The time-saving nature of HIIT makes it a more appealing option if you are short on time and need to get more activity in your weekly routine.
Did you like this article? Become a PRIME Insider and receive content like this delivered directly to your inbox every week. Every single article is designed to help you improve your understanding of health and fitness. The best part: It’s 100% free. Click here to sign up
Kemi OJ, Haram PM, Loennechen JP, Osnes JB, Skomedal T, Wisløff U, and Ellingsen Ø. Moderate vs. high exercise intensity: Differential effects on aerobic fitness, cardiomyocyte contractility, and endothelial function.
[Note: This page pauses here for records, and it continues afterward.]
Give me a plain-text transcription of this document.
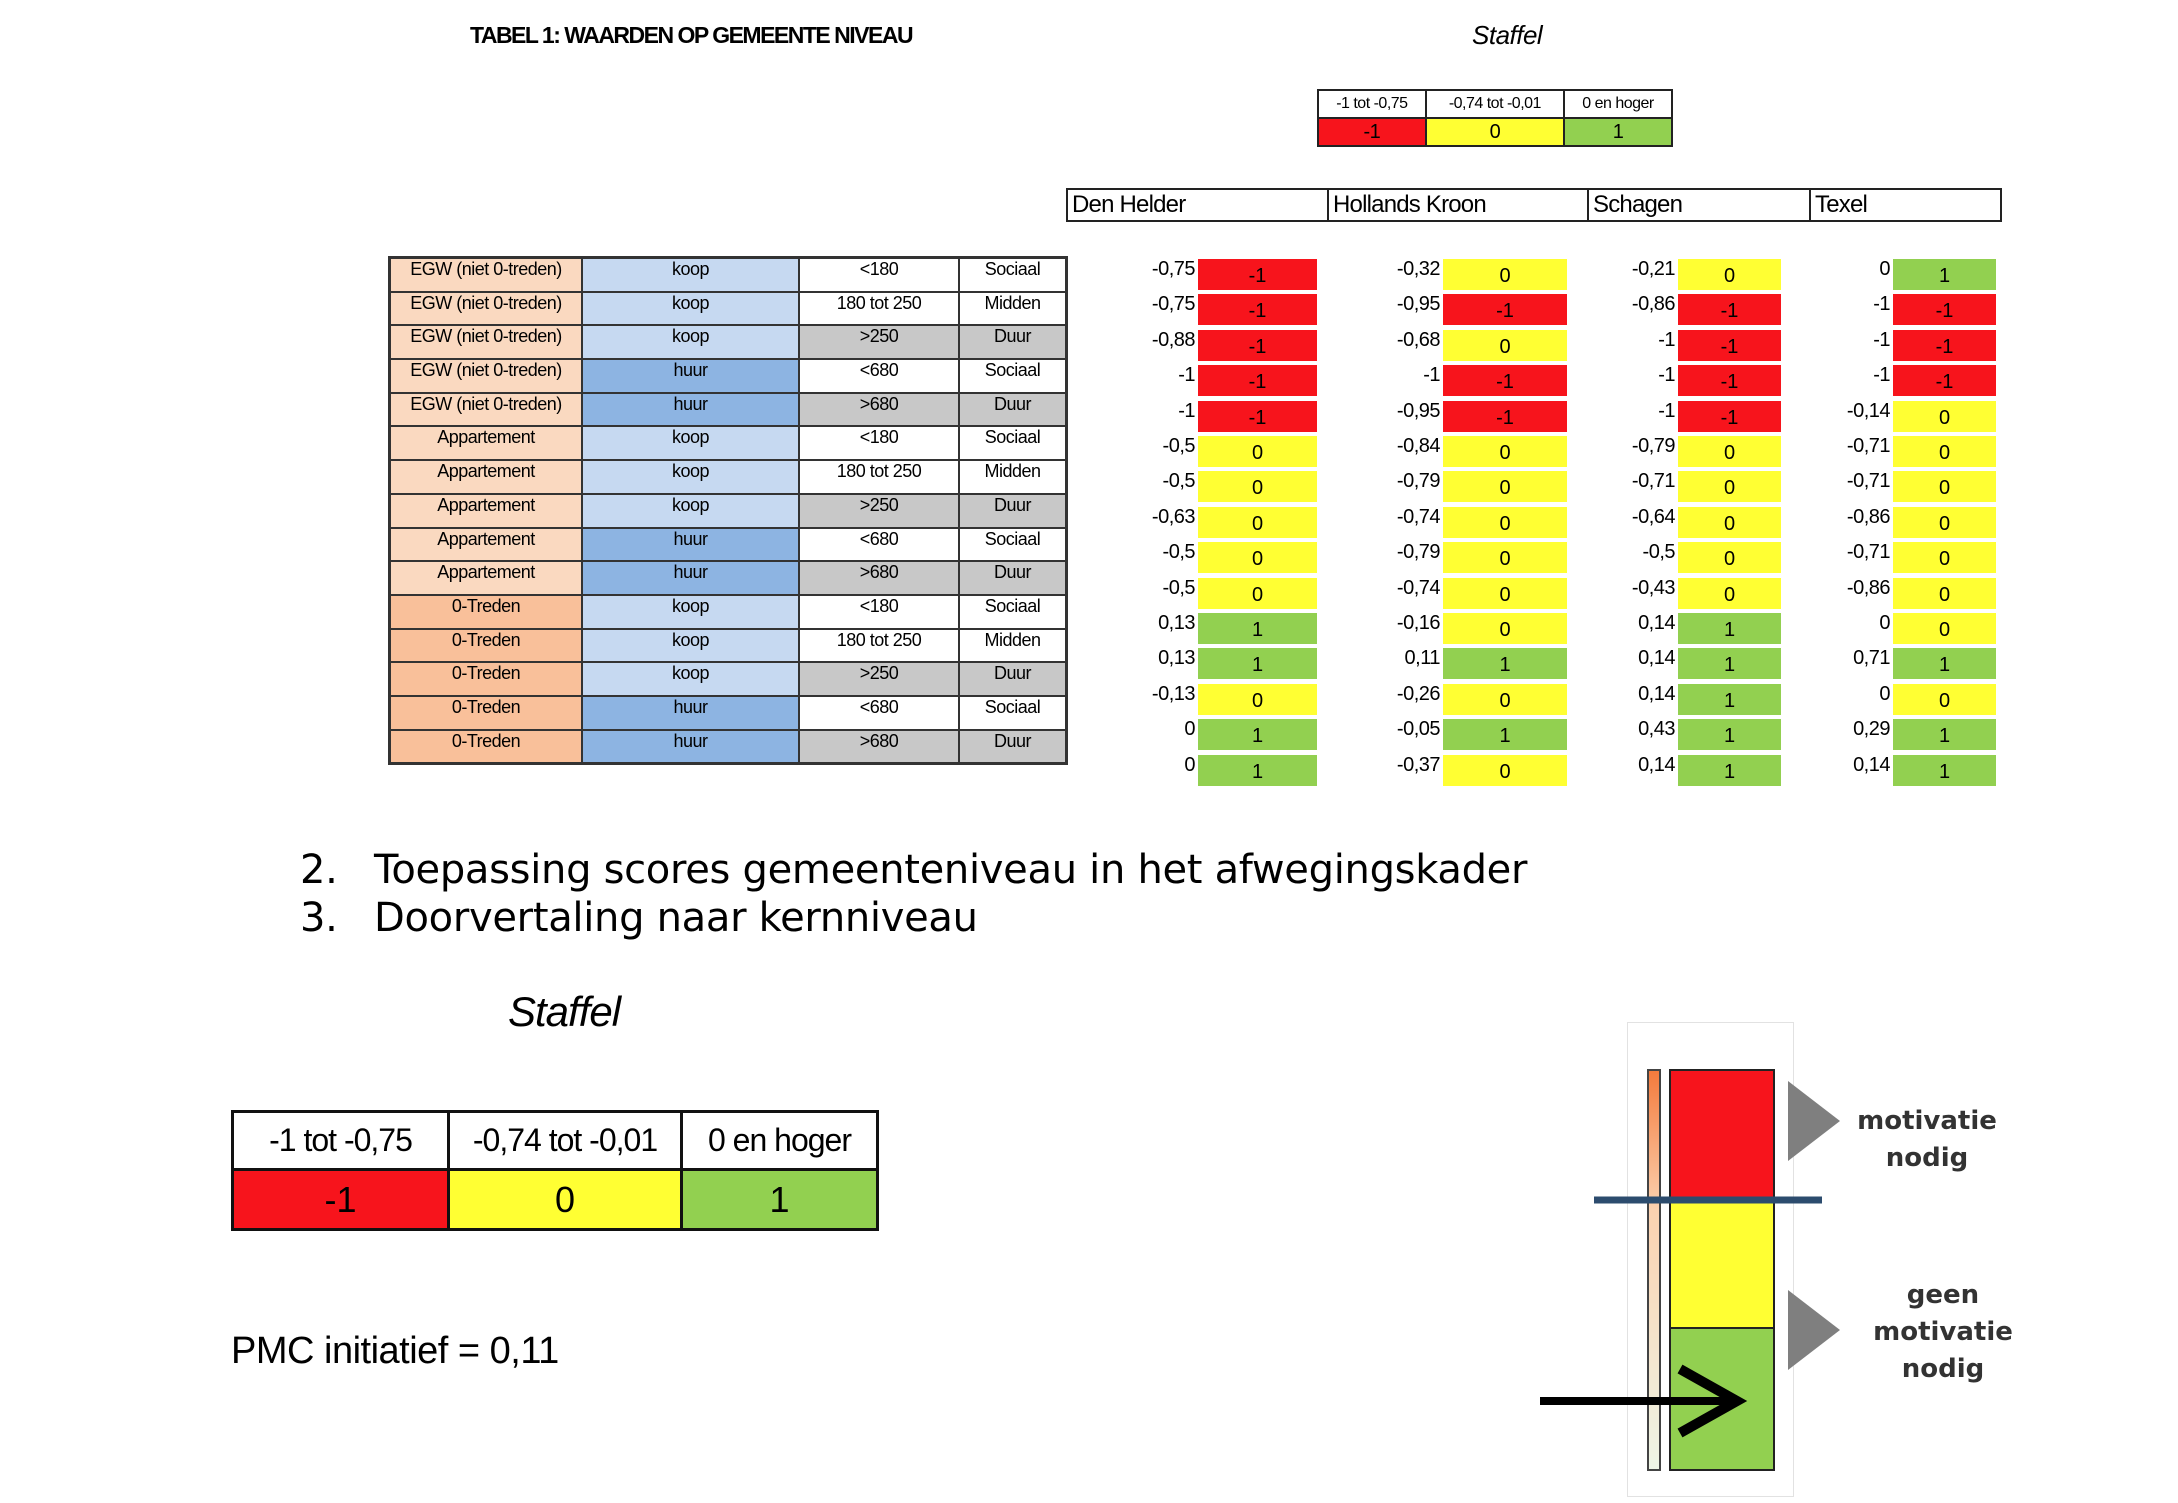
TABEL 1: WAARDEN OP GEMEENTE NIVEAU	Staffel
-1 tot -0,75	-0,74 tot -0,01	0 en hoger
-1	0	1
Den Helder	Hollands Kroon	Schagen	Texel
EGW (niet 0-treden)	koop	<180	Sociaal
EGW (niet 0-treden)	koop	180 tot 250	Midden
EGW (niet 0-treden)	koop	>250	Duur
EGW (niet 0-treden)	huur	<680	Sociaal
EGW (niet 0-treden)	huur	>680	Duur
Appartement	koop	<180	Sociaal
Appartement	koop	180 tot 250	Midden
Appartement	koop	>250	Duur
Appartement	huur	<680	Sociaal
Appartement	huur	>680	Duur
0-Treden	koop	<180	Sociaal
0-Treden	koop	180 tot 250	Midden
0-Treden	koop	>250	Duur
0-Treden	huur	<680	Sociaal
0-Treden	huur	>680	Duur
-0,75	-1	-0,32	0	-0,21	0	0	1
-0,75	-1	-0,95	-1	-0,86	-1	-1	-1
-0,88	-1	-0,68	0	-1	-1	-1	-1
-1	-1	-1	-1	-1	-1	-1	-1
-1	-1	-0,95	-1	-1	-1	-0,14	0
-0,5	0	-0,84	0	-0,79	0	-0,71	0
-0,5	0	-0,79	0	-0,71	0	-0,71	0
-0,63	0	-0,74	0	-0,64	0	-0,86	0
-0,5	0	-0,79	0	-0,5	0	-0,71	0
-0,5	0	-0,74	0	-0,43	0	-0,86	0
0,13	1	-0,16	0	0,14	1	0	0
0,13	1	0,11	1	0,14	1	0,71	1
-0,13	0	-0,26	0	0,14	1	0	0
0	1	-0,05	1	0,43	1	0,29	1
0	1	-0,37	0	0,14	1	0,14	1
2. Toepassing scores gemeenteniveau in het afwegingskader
3. Doorvertaling naar kernniveau
Staffel
-1 tot -0,75	-0,74 tot -0,01	0 en hoger
-1	0	1
PMC initiatief = 0,11
motivatie
nodig
geen
motivatie
nodig
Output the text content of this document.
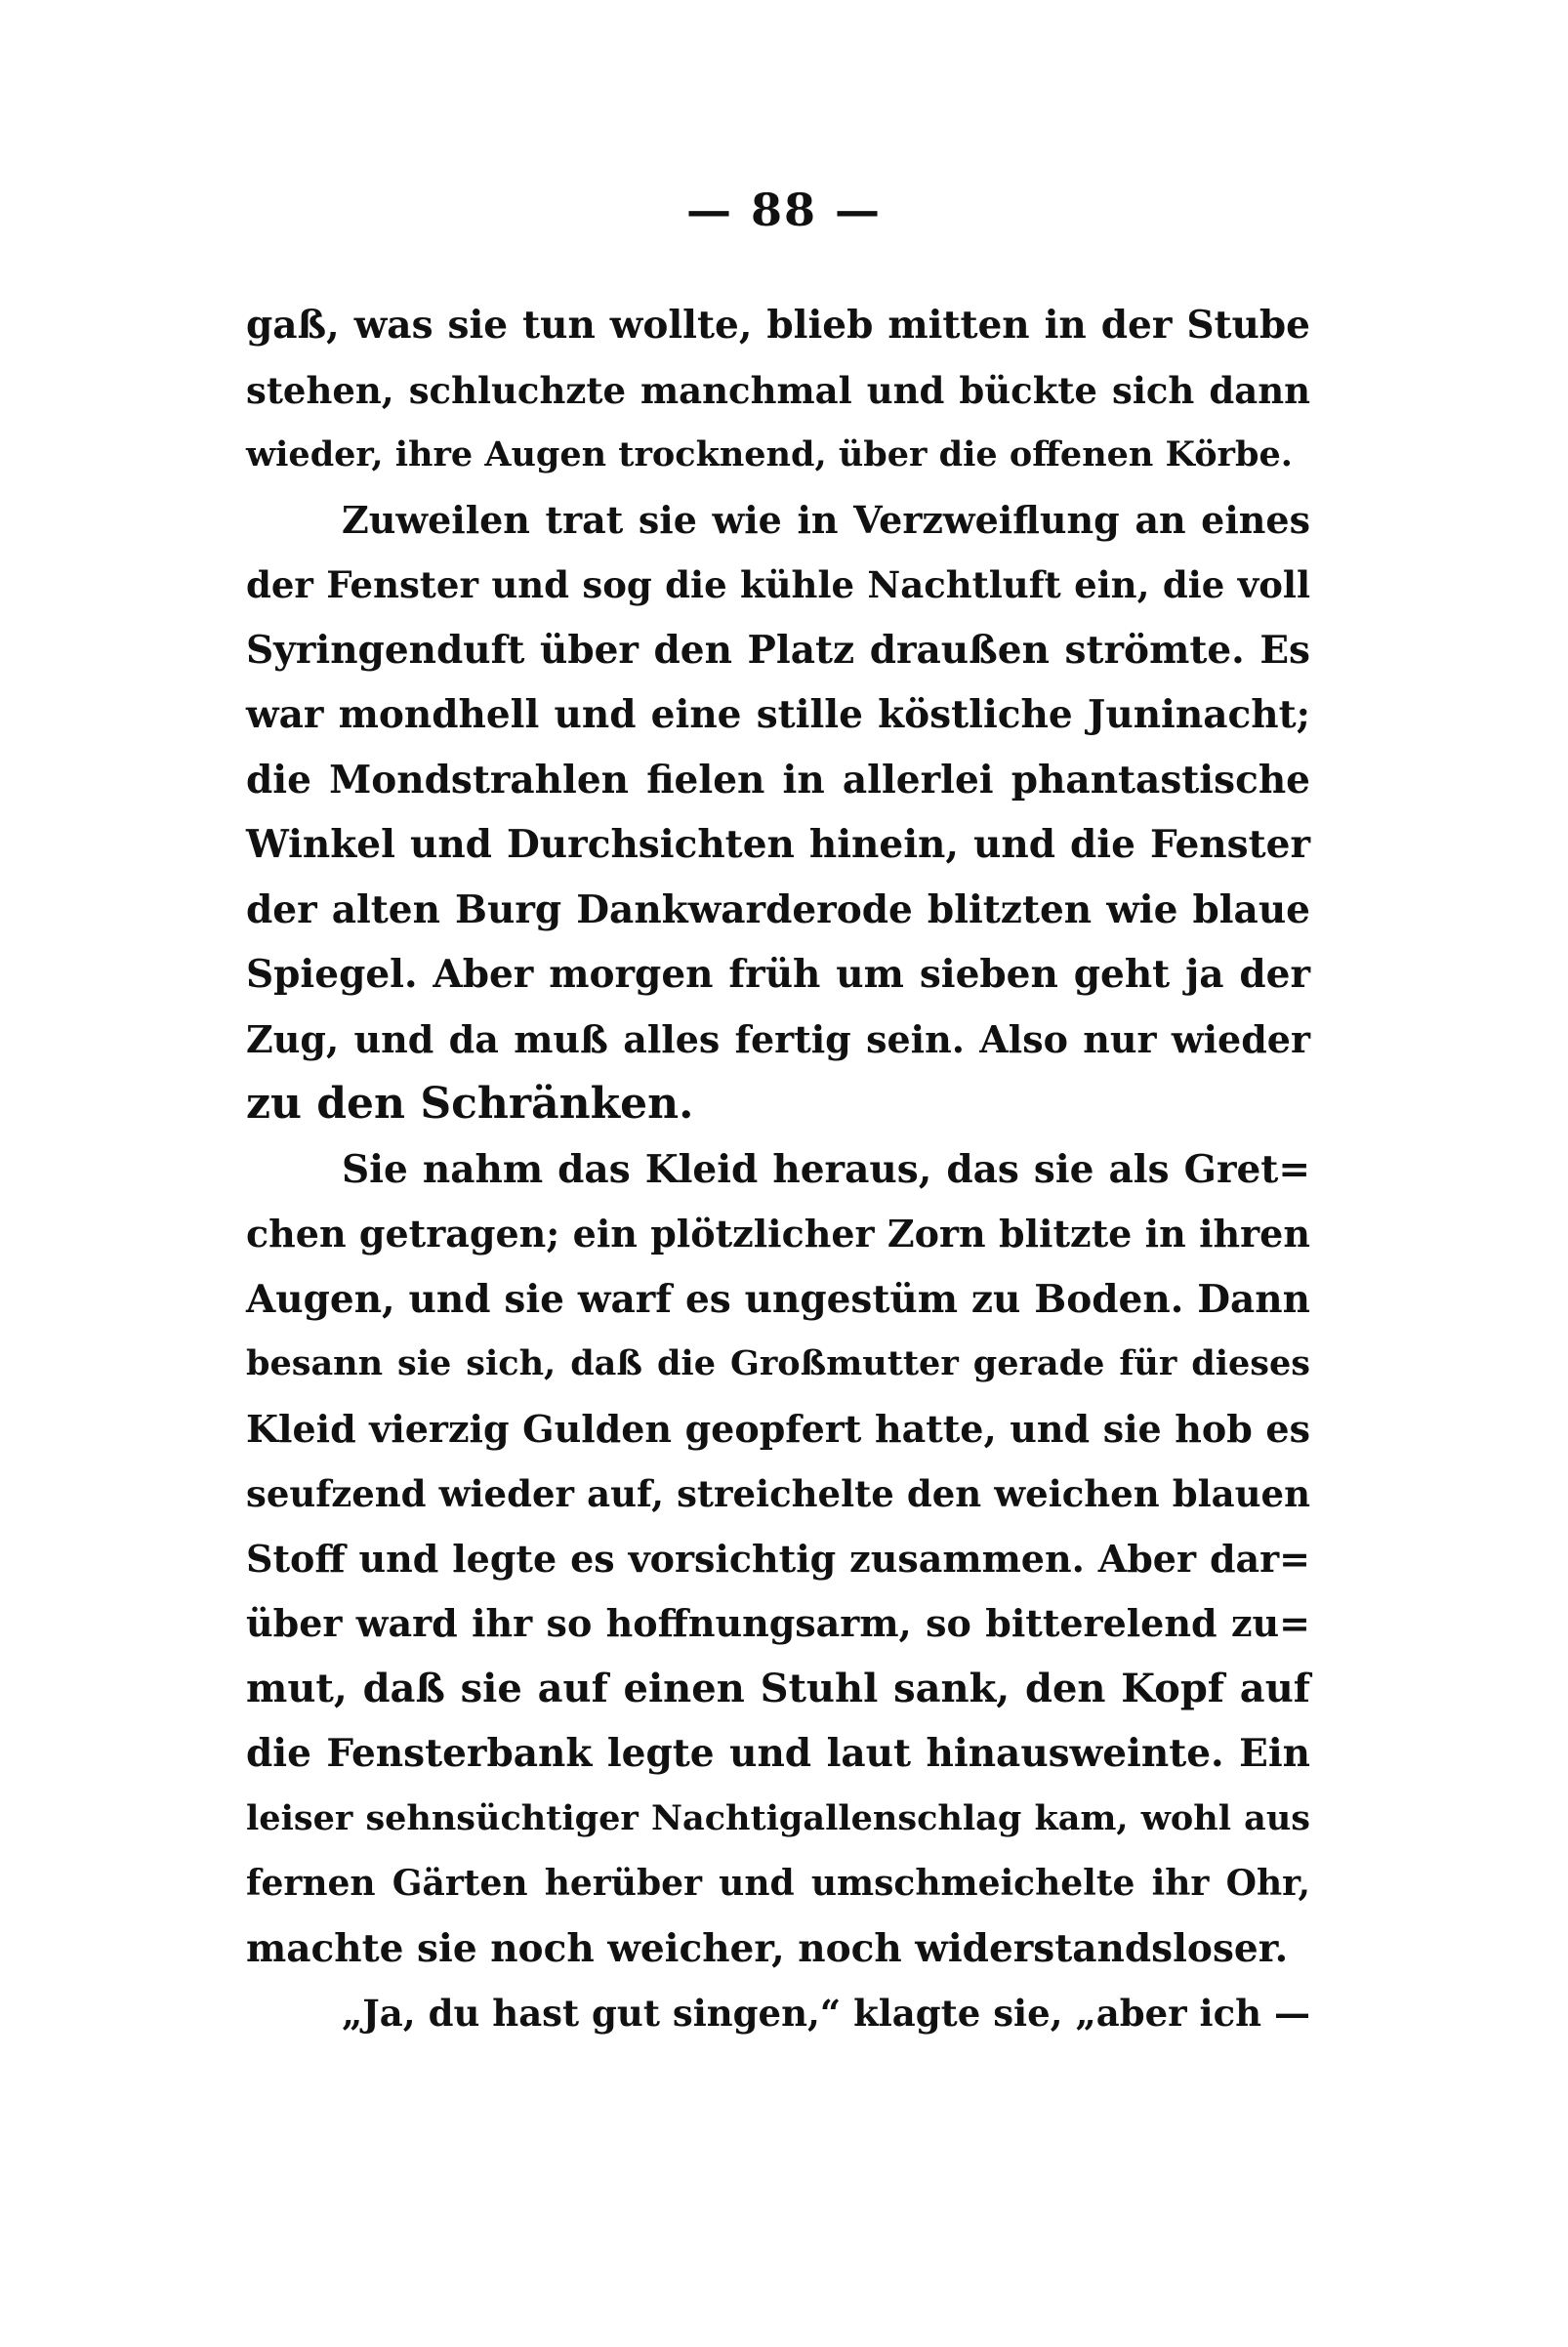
— 88 —
gaß, was sie tun wollte, blieb mitten in der Stube
stehen, schluchzte manchmal und bückte sich dann
wieder, ihre Augen trocknend, über die offenen Körbe.
Zuweilen trat sie wie in Verzweiflung an eines
der Fenster und sog die kühle Nachtluft ein, die voll
Syringenduft über den Platz draußen strömte. Es
war mondhell und eine stille köstliche Juninacht;
die Mondstrahlen fielen in allerlei phantastische
Winkel und Durchsichten hinein, und die Fenster
der alten Burg Dankwarderode blitzten wie blaue
Spiegel. Aber morgen früh um sieben geht ja der
Zug, und da muß alles fertig sein. Also nur wieder
zu den Schränken.
Sie nahm das Kleid heraus, das sie als Gret=
chen getragen; ein plötzlicher Zorn blitzte in ihren
Augen, und sie warf es ungestüm zu Boden. Dann
besann sie sich, daß die Großmutter gerade für dieses
Kleid vierzig Gulden geopfert hatte, und sie hob es
seufzend wieder auf, streichelte den weichen blauen
Stoff und legte es vorsichtig zusammen. Aber dar=
über ward ihr so hoffnungsarm, so bitterelend zu=
mut, daß sie auf einen Stuhl sank, den Kopf auf
die Fensterbank legte und laut hinausweinte. Ein
leiser sehnsüchtiger Nachtigallenschlag kam, wohl aus
fernen Gärten herüber und umschmeichelte ihr Ohr,
machte sie noch weicher, noch widerstandsloser.
„Ja, du hast gut singen,“ klagte sie, „aber ich —
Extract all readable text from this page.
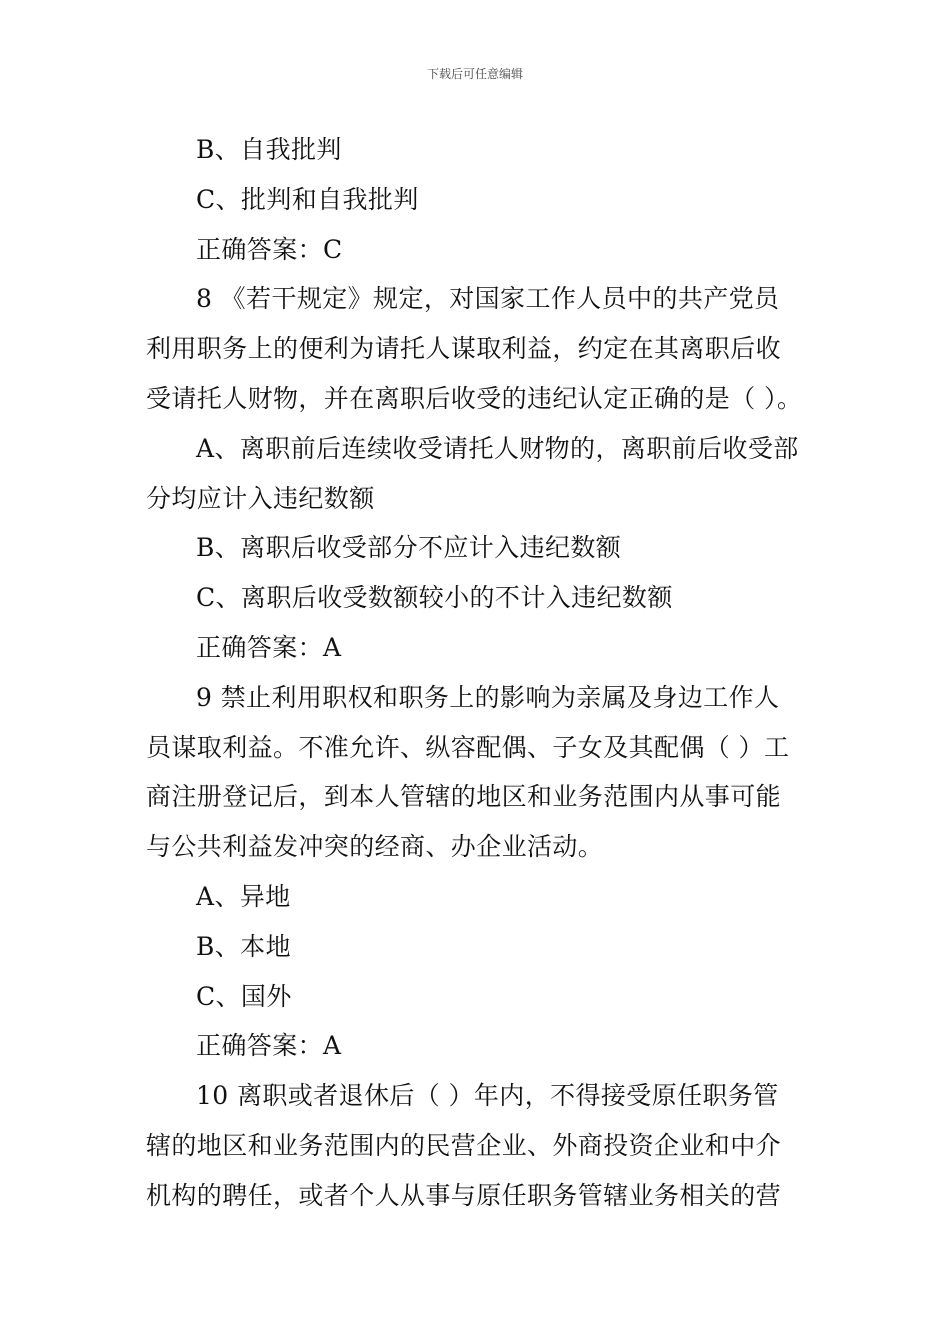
下载后可任意编辑
B、自我批判
C、批判和自我批判
正确答案：C
8 《若干规定》规定，对国家工作人员中的共产党员
利用职务上的便利为请托人谋取利益，约定在其离职后收
受请托人财物，并在离职后收受的违纪认定正确的是（ ）。
A、离职前后连续收受请托人财物的，离职前后收受部
分均应计入违纪数额
B、离职后收受部分不应计入违纪数额
C、离职后收受数额较小的不计入违纪数额
正确答案：A
9 禁止利用职权和职务上的影响为亲属及身边工作人
员谋取利益。不准允许、纵容配偶、子女及其配偶（ ）工
商注册登记后，到本人管辖的地区和业务范围内从事可能
与公共利益发冲突的经商、办企业活动。
A、异地
B、本地
C、国外
正确答案：A
10 离职或者退休后（ ）年内，不得接受原任职务管
辖的地区和业务范围内的民营企业、外商投资企业和中介
机构的聘任，或者个人从事与原任职务管辖业务相关的营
Cardiovascular Research 67: 161–172, 2005.
Martinez N. Perceptual responses to high-intensity interval training in overweight and sedentary individuals [thesis]. Tampa (FL): University of South Florida; 2013.
Rozenek R, Funato K, Kubo J, Hoshikawa M, and Matsuo A. Physiological responses to interval training sessions at velocities associated with V_ O2max. Journal of Strength & Conditioning Research 21(1): 188–192, 2007.
Schoenfeld B, & Dawes J. High-intensity interval training: Applications for general fitness training. NSCA Strength and Conditioning Journal 31(6): 44-46, 2009.
Tremblay A, Simoneau JA, and Bouchard O. Impact of exercise intensity on body fatness and skeletal muscle metabolism. Metabolism 43: 814–818, 1994.
Wisløff U, Støylen A, Loennechen JP, Bruvold M, Rognmo Ø, Haram PM, Tjønna AE, Helgerud J, Slørdahl SA, Lee SJ, Videm V, Bye A, Smith GL, Najjar SM, Ellingsen Ø, and Skjaerpe T. Superior cardiovascular effect of aerobic interval training versus moderate continuous training in heart failure patients: A randomized study. Circulation 115: 3086– 3094, 2007.